Hoy sabemos que estarás ahí. Por eso hemos puesto las letras tan gordas. Para que no te lo lean. Para que puedas ver bien el mensaje:




FELIZ NAVIDAD DE PARTE DE TODA TU FAMILIA DE CÁCERES.





A los amigos de Francisco de Asís

Este poema lo escribí para todos vosotros hace ya algunos años. Con él os quiero felicitar las Navidades y recordaros que un día hace ya muchos años, un hombre bueno, un ser humano integro y lleno de Dios, apostó por vosotros, "por todos vosotros", y aun hoy sigue en sus trece para ofreceros lo mejor de él, su palabra, su oración, su vida entera. Cuando Pacífico que es un ser único, inteligente, exigente, un hombre de Dios, os ha entregado su vida será porque merecéis la pena ¿no?

Bueno, ahí va mi poema:


A LOS CHICOS Y CHICAS "AMIGOS DE FRANCISCO DE ASÍS"

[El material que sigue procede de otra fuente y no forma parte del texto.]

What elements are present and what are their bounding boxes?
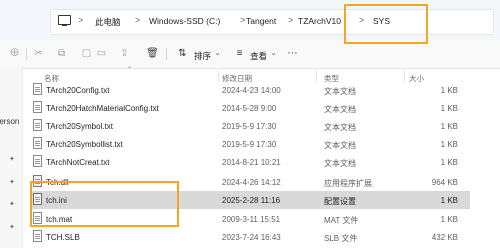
new-icon[interactable]: ⊕: [8, 46, 21, 59]
breadcrumb-separator-icon[interactable]: >: [78, 15, 83, 25]
share-icon[interactable]: ⇪: [118, 47, 131, 60]
file-name: TCH.SLB: [46, 233, 80, 242]
file-name: TArch20Symbollist.txt: [46, 140, 123, 149]
sort-icon[interactable]: ⇅: [176, 47, 189, 60]
text-file-icon: [33, 119, 42, 131]
pin-icon: ✦: [9, 179, 15, 186]
file-row[interactable]: TArchNotCreat.txt 2014-8-21 10:21 文本文档 1…: [30, 153, 470, 171]
file-date: 2025-2-28 11:16: [222, 196, 281, 205]
file-size: 1 KB: [440, 196, 458, 205]
sort-button[interactable]: 排序: [194, 50, 211, 62]
file-date: 2024-4-26 14:12: [222, 178, 281, 187]
nav-item-personal[interactable]: Person: [0, 117, 19, 126]
more-options-icon[interactable]: ⋯: [286, 47, 299, 60]
file-size: 432 KB: [431, 233, 458, 242]
breadcrumb-separator-icon[interactable]: >: [288, 15, 293, 25]
breadcrumb-separator-icon[interactable]: >: [240, 15, 245, 25]
generic-file-icon: [33, 230, 42, 242]
file-date: 2024-4-23 14:00: [222, 86, 281, 95]
file-type: 配置设置: [324, 197, 356, 206]
text-file-icon: [33, 101, 42, 113]
text-file-icon: [33, 83, 42, 95]
command-toolbar: ⊕ ✂ ⧉ ▢ ▭ ⇪ 🗑 ⇅ 排序 ⌄ ≡ 查看 ⌄ ⋯: [0, 40, 500, 69]
divider: [26, 48, 27, 60]
pin-icon: ✦: [9, 224, 15, 231]
file-name: TArchNotCreat.txt: [46, 158, 110, 167]
view-button[interactable]: 查看: [250, 50, 267, 62]
file-size: 1 KB: [440, 140, 458, 149]
paste-icon[interactable]: ▢: [80, 47, 93, 60]
divider: [166, 48, 167, 60]
copy-icon[interactable]: ⧉: [55, 47, 68, 60]
file-size: 1 KB: [440, 158, 458, 167]
file-type: 应用程序扩展: [324, 179, 372, 188]
file-type: 文本文档: [324, 159, 356, 168]
file-date: 2014-5-28 9:00: [222, 104, 277, 113]
navigation-pane: Person ✦ ✦ ✦ ✦: [0, 68, 23, 248]
file-row[interactable]: TArch20Config.txt 2024-4-23 14:00 文本文档 1…: [30, 81, 470, 99]
file-date: 2014-8-21 10:21: [222, 158, 281, 167]
file-name: TArch20Config.txt: [46, 86, 110, 95]
text-file-icon: [33, 137, 42, 149]
breadcrumb-tangent[interactable]: Tangent: [246, 16, 276, 26]
computer-icon[interactable]: [58, 15, 71, 26]
file-date: 2019-5-9 17:30: [222, 140, 277, 149]
delete-icon[interactable]: 🗑: [146, 47, 159, 60]
breadcrumb-drive[interactable]: Windows-SSD (C:): [149, 16, 220, 26]
file-date: 2023-7-24 16:43: [222, 233, 281, 242]
file-type: 文本文档: [324, 123, 356, 132]
file-size: 1 KB: [440, 122, 458, 131]
file-row[interactable]: TArch20Symbollist.txt 2019-5-9 17:30 文本文…: [30, 135, 470, 153]
file-size: 1 KB: [440, 86, 458, 95]
breadcrumb-separator-icon[interactable]: >: [135, 15, 140, 25]
file-type: 文本文档: [324, 87, 356, 96]
pin-icon: ✦: [9, 201, 15, 208]
file-type: MAT 文件: [324, 216, 359, 225]
annotation-highlight-tch-ini: [30, 181, 179, 227]
pin-icon: ✦: [9, 156, 15, 163]
breadcrumb-this-pc[interactable]: 此电脑: [95, 16, 121, 28]
file-type: 文本文档: [324, 105, 356, 114]
file-row[interactable]: TCH.SLB 2023-7-24 16:43 SLB 文件 432 KB: [30, 228, 470, 246]
file-size: 1 KB: [440, 104, 458, 113]
breadcrumb-tzarchv10[interactable]: TZArchV10: [298, 16, 341, 26]
chevron-down-icon[interactable]: ⌄: [267, 47, 280, 60]
chevron-down-icon[interactable]: ⌄: [211, 47, 224, 60]
file-name: TArch20HatchMaterialConfig.txt: [46, 104, 159, 113]
file-row[interactable]: TArch20HatchMaterialConfig.txt 2014-5-28…: [30, 99, 470, 117]
file-name: TArch20Symbol.txt: [46, 122, 113, 131]
sort-indicator-icon: ⌃: [127, 67, 133, 73]
file-type: 文本文档: [324, 141, 356, 150]
rename-icon[interactable]: ▭: [95, 47, 108, 60]
file-date: 2019-5-9 17:30: [222, 122, 277, 131]
file-size: 1 KB: [440, 215, 458, 224]
annotation-highlight-sys: [344, 4, 428, 44]
text-file-icon: [33, 155, 42, 167]
file-date: 2009-3-11 15:51: [222, 215, 281, 224]
file-size: 964 KB: [431, 178, 458, 187]
file-type: SLB 文件: [324, 234, 358, 243]
file-row[interactable]: TArch20Symbol.txt 2019-5-9 17:30 文本文档 1 …: [30, 117, 470, 135]
view-icon[interactable]: ≡: [233, 47, 246, 60]
cut-icon[interactable]: ✂: [32, 47, 45, 60]
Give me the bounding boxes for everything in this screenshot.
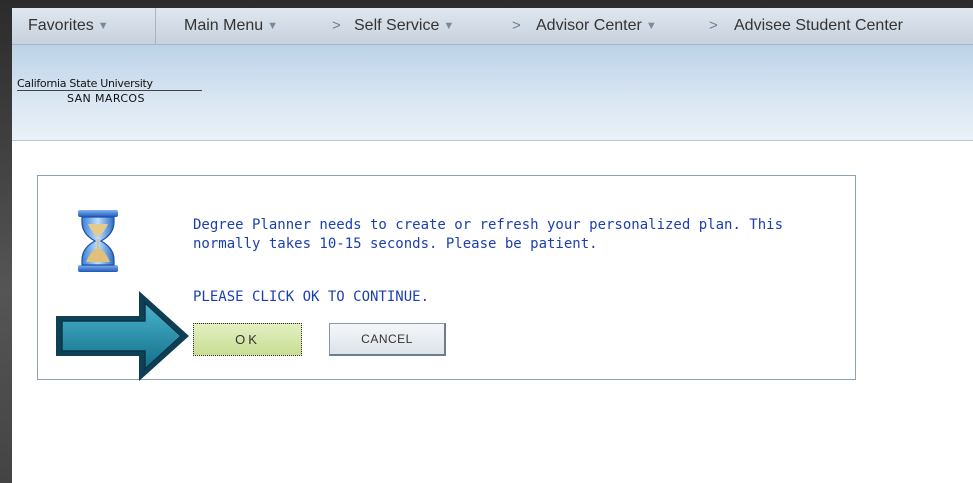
dropdown-triangle-icon: ▼	[267, 20, 279, 32]
ok-button[interactable]: OK	[193, 323, 302, 356]
nav-divider	[155, 8, 156, 44]
branding-header: California State University SAN MARCOS	[12, 45, 973, 141]
cancel-button[interactable]: CANCEL	[329, 323, 446, 356]
dropdown-triangle-icon: ▼	[645, 20, 657, 32]
advisor-center-label: Advisor Center	[536, 17, 642, 34]
breadcrumb-chevron-icon: >	[709, 17, 718, 34]
browser-viewport: Favorites ▼ Main Menu ▼ > Self Service ▼ > …	[12, 8, 973, 483]
logo-underline	[17, 90, 202, 91]
hourglass-icon	[78, 210, 118, 272]
main-menu[interactable]: Main Menu ▼	[184, 17, 278, 35]
dialog-message: Degree Planner needs to create or refres…	[193, 217, 784, 252]
self-service-label: Self Service	[354, 17, 440, 34]
advisee-student-center-link[interactable]: Advisee Student Center	[734, 17, 903, 35]
favorites-menu[interactable]: Favorites ▼	[28, 17, 109, 35]
dialog-prompt: PLEASE CLICK OK TO CONTINUE.	[193, 289, 430, 305]
arrow-right-icon	[56, 291, 189, 381]
logo-line-campus: SAN MARCOS	[67, 92, 145, 105]
advisor-center-menu[interactable]: Advisor Center ▼	[536, 17, 657, 35]
breadcrumb-chevron-icon: >	[332, 17, 341, 34]
navigation-bar: Favorites ▼ Main Menu ▼ > Self Service ▼ > …	[12, 8, 973, 45]
main-menu-label: Main Menu	[184, 17, 264, 34]
favorites-label: Favorites	[28, 17, 94, 34]
logo-line-university: California State University	[17, 77, 153, 90]
dropdown-triangle-icon: ▼	[97, 20, 109, 32]
breadcrumb-chevron-icon: >	[512, 17, 521, 34]
dropdown-triangle-icon: ▼	[443, 20, 455, 32]
self-service-menu[interactable]: Self Service ▼	[354, 17, 454, 35]
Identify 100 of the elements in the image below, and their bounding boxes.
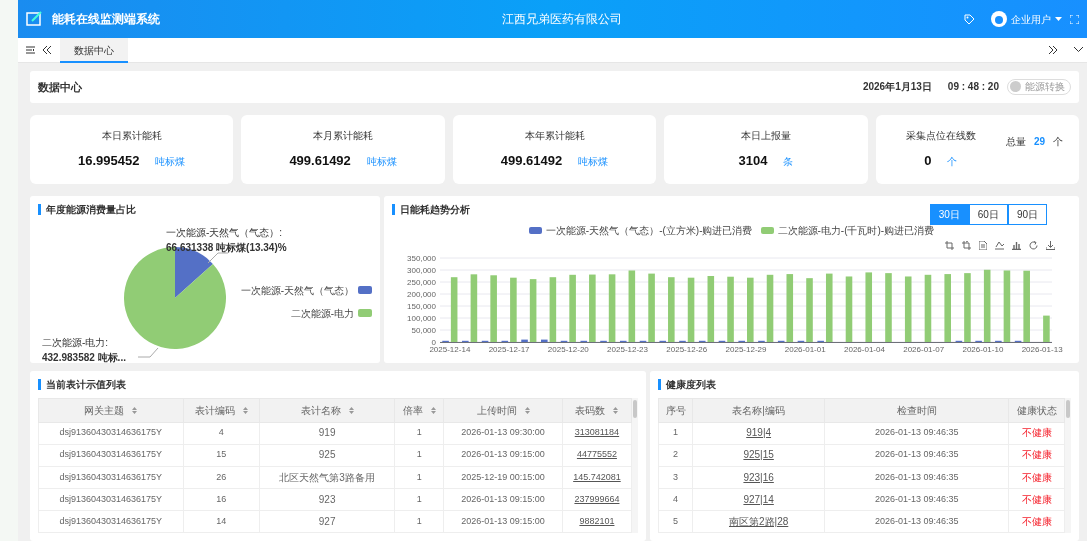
table-cell: 1 (416, 515, 422, 526)
x-tick-label: 2025-12-23 (607, 344, 648, 354)
table-cell: 923 (318, 493, 336, 505)
callout-label: 二次能源-电力: (42, 335, 110, 350)
status-text: 不健康 (1021, 449, 1052, 461)
meter-link[interactable]: 919|4 (746, 427, 772, 439)
table-cell: 2026-01-13 09:46:35 (874, 515, 959, 526)
kpi-label: 本日上报量 (740, 129, 791, 144)
kpi-unit: 吨标煤 (155, 155, 186, 170)
status-text: 不健康 (1021, 493, 1052, 505)
kpi-unit: 个 (947, 155, 958, 170)
callout-value: 432.983582 吨标... (42, 350, 126, 365)
table-cell: 1 (673, 427, 678, 438)
kpi-value: 3104 (738, 152, 768, 171)
kpi-label: 本年累计能耗 (524, 129, 585, 144)
column-header: 健康状态 (1016, 405, 1057, 416)
table-cell: 2026-01-13 09:46:35 (874, 427, 959, 438)
y-tick-label: 200,000 (407, 289, 436, 299)
legend-label: 一次能源-天然气（气态） (240, 283, 354, 298)
table-cell: 2 (673, 449, 678, 460)
x-tick-label: 2026-01-13 (1021, 344, 1063, 354)
status-text: 不健康 (1021, 427, 1052, 439)
y-tick-label: 300,000 (407, 265, 436, 275)
column-header: 表名称|编码 (732, 405, 785, 416)
table-cell: dsj91360430314636175Y (59, 427, 163, 438)
column-header: 上传时间 (476, 404, 517, 418)
table-cell: dsj91360430314636175Y (59, 471, 163, 482)
table-cell: 2026-01-13 09:46:35 (874, 493, 959, 504)
table-cell: 2026-01-13 09:46:35 (874, 471, 959, 482)
y-tick-label: 150,000 (407, 301, 436, 311)
total-label: 总量 (1005, 134, 1026, 149)
meter-link[interactable]: 925|15 (743, 449, 774, 461)
column-header: 表计名称 (300, 404, 341, 418)
kpi-unit: 吨标煤 (366, 155, 397, 170)
x-tick-label: 2025-12-17 (488, 344, 530, 354)
x-tick-label: 2026-01-04 (844, 344, 885, 354)
panel-title: 日能耗趋势分析 (392, 203, 470, 215)
clock-text: 09 : 48 : 20 (947, 80, 999, 95)
x-tick-label: 2026-01-07 (903, 344, 945, 354)
table-cell: dsj91360430314636175Y (59, 493, 163, 504)
table-cell: 4 (218, 427, 224, 438)
column-header: 表计编码 (194, 404, 235, 418)
column-header: 表码数 (575, 404, 606, 418)
x-tick-label: 2025-12-29 (725, 344, 767, 354)
page-title: 数据中心 (38, 79, 82, 95)
table-cell: 1 (416, 449, 422, 460)
range-button[interactable]: 60日 (968, 203, 1008, 225)
column-header: 倍率 (402, 404, 423, 418)
range-button[interactable]: 90日 (1007, 203, 1047, 225)
table-cell: 2026-01-13 09:15:00 (461, 493, 545, 504)
y-tick-label: 50,000 (411, 325, 436, 335)
table-cell: 2026-01-13 09:15:00 (461, 515, 545, 526)
x-tick-label: 2025-12-20 (547, 344, 589, 354)
table-cell: 2026-01-13 09:15:00 (461, 449, 545, 460)
date-text: 2026年1月13日 (862, 80, 932, 95)
table-cell: 14 (216, 515, 227, 526)
table-cell: dsj91360430314636175Y (59, 449, 163, 460)
table-cell: 919 (318, 427, 336, 439)
table-cell: 4 (673, 493, 678, 504)
column-header: 网关主题 (84, 404, 125, 418)
callout-value: 66.631338 吨标煤(13.34)% (166, 240, 287, 255)
column-header: 序号 (665, 405, 686, 416)
legend-label: 二次能源-电力-(千瓦时)-购进已消费 (777, 223, 935, 238)
column-header: 检查时间 (896, 405, 937, 416)
table-cell: 2026-01-13 09:30:00 (461, 427, 545, 438)
callout-label: 一次能源-天然气（气态）: (166, 225, 284, 240)
y-tick-label: 350,000 (407, 253, 436, 263)
table-cell: 北区天然气第3路备用 (279, 471, 375, 483)
total-value: 29 (1033, 134, 1046, 149)
app-title: 能耗在线监测端系统 (52, 11, 160, 28)
status-text: 不健康 (1021, 515, 1052, 527)
table-cell: 1 (416, 427, 422, 438)
page-tab[interactable]: 数据中心 (60, 37, 128, 63)
table-cell: 5 (673, 515, 678, 526)
table-cell: dsj91360430314636175Y (59, 515, 163, 526)
panel-title: 当前表计示值列表 (38, 379, 638, 391)
kpi-label: 本日累计能耗 (101, 129, 162, 144)
x-tick-label: 2026-01-01 (784, 344, 826, 354)
kpi-value: 499.61492 (289, 152, 351, 171)
kpi-label: 采集点位在线数 (905, 129, 976, 144)
table-cell: 1 (416, 471, 422, 482)
meter-link[interactable]: 923|16 (743, 471, 774, 483)
x-tick-label: 2026-01-10 (962, 344, 1004, 354)
kpi-label: 本月累计能耗 (313, 129, 374, 144)
x-tick-label: 2025-12-14 (429, 344, 471, 354)
kpi-unit: 吨标煤 (578, 155, 609, 170)
kpi-value: 0 (924, 152, 932, 171)
table-cell: 1 (416, 493, 422, 504)
table-cell: 2026-01-13 09:46:35 (874, 449, 959, 460)
table-cell: 925 (318, 449, 336, 461)
table-cell: 16 (216, 493, 227, 504)
table-cell: 2025-12-19 00:15:00 (461, 471, 545, 482)
panel-title: 健康度列表 (658, 379, 1071, 391)
legend-label: 二次能源-电力 (290, 306, 354, 321)
table-cell: 3 (673, 471, 678, 482)
meter-link[interactable]: 927|14 (743, 493, 774, 505)
y-tick-label: 0 (431, 337, 436, 347)
table-cell: 15 (216, 449, 227, 460)
status-text: 不健康 (1021, 471, 1052, 483)
kpi-value: 16.995452 (77, 152, 140, 171)
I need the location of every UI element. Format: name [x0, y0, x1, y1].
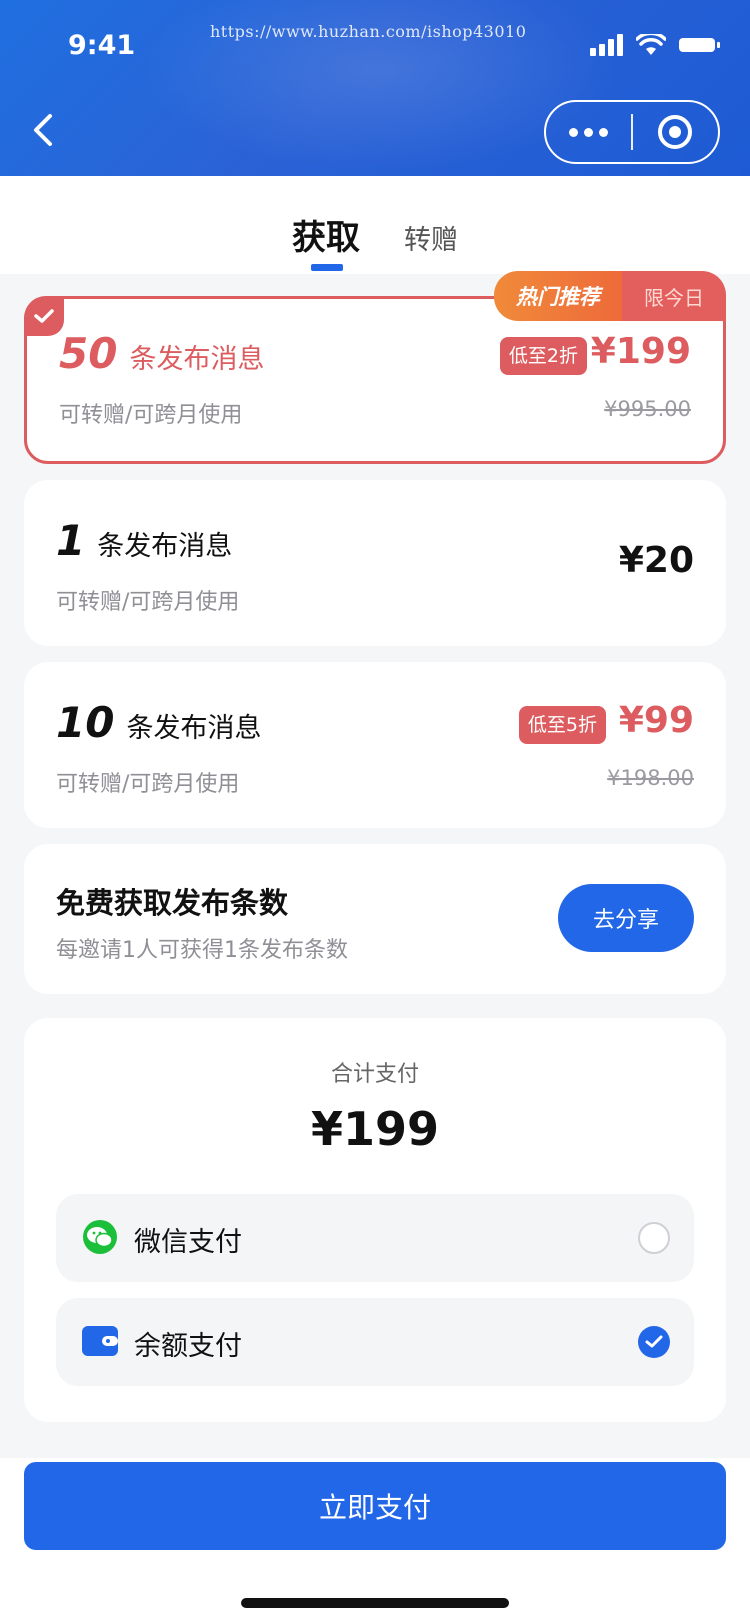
package-count: 10 — [56, 698, 115, 747]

SON JÓVENES Y ESTÁN LLENOS DE VIDA
ESTÁN LLENOS DE AMOR Y DE ESPERANZA
SUS MANOS SON ANTORCHAS DE LUZ
PARA UN MUNDO EN TINIEBLAS
REZAN CON FE AL DIOS DE LA INDULGENCIA
Y LO BUSCAN SIN MIEDO EN EL QUE SUFRE,
EN EL ENFERMO, EN EL QUE ESTA SOLO,
EN EL QUE PASA HAMBRE.
SABEN TENDER LA MANO AL AMIGO QUE EQUIVOCO EL CAMINO
SUS VOCES, SUS RISAS, SUS ABRAZOS, SUS LÁGRIMAS, SU TRABAJO,
ESTOY SEGURA QUE LLEGAN HASTA DIOS.
SON ELLOS, LOS CHICOS Y CHICAS,
"LOS AMIGOS DE FRANCISCO DE ASÍS"
LAS FLORES DEL MÁS BELLO JARDÍN
EL FRUTO DE UNA SIEMBRA DE AMOR
LA ALEGRÍA SINCERA DE UN ENCUENTRO
EL ABRAZO AL AMIGO DEL ALMA
SUS VIDAS ESTARÁN SIEMPRE IMPREGNADAS
DE LA TIERRA ROJA DE DESCARGAMARÍA
DEL SONIDO DEL RÍO, DE LA PAZ Y LA BELLEZA
DE ESTOS PARAJES.
DE LA VOZ DE PACIFICO
LLENANDO SUS JÓVENES CORAZONES
DE AMOR Y DE ESPERANZA
ME ALEGRA VER NACER EN ELLOS
LOS HOMBRES DEL MAÑANA.



Isabel Agúndez


Mi casa



Hoy renuevo mi casa...




Hoy renuevo alegrías...





... y en ella siempre habrá un plato lleno para el peregrino.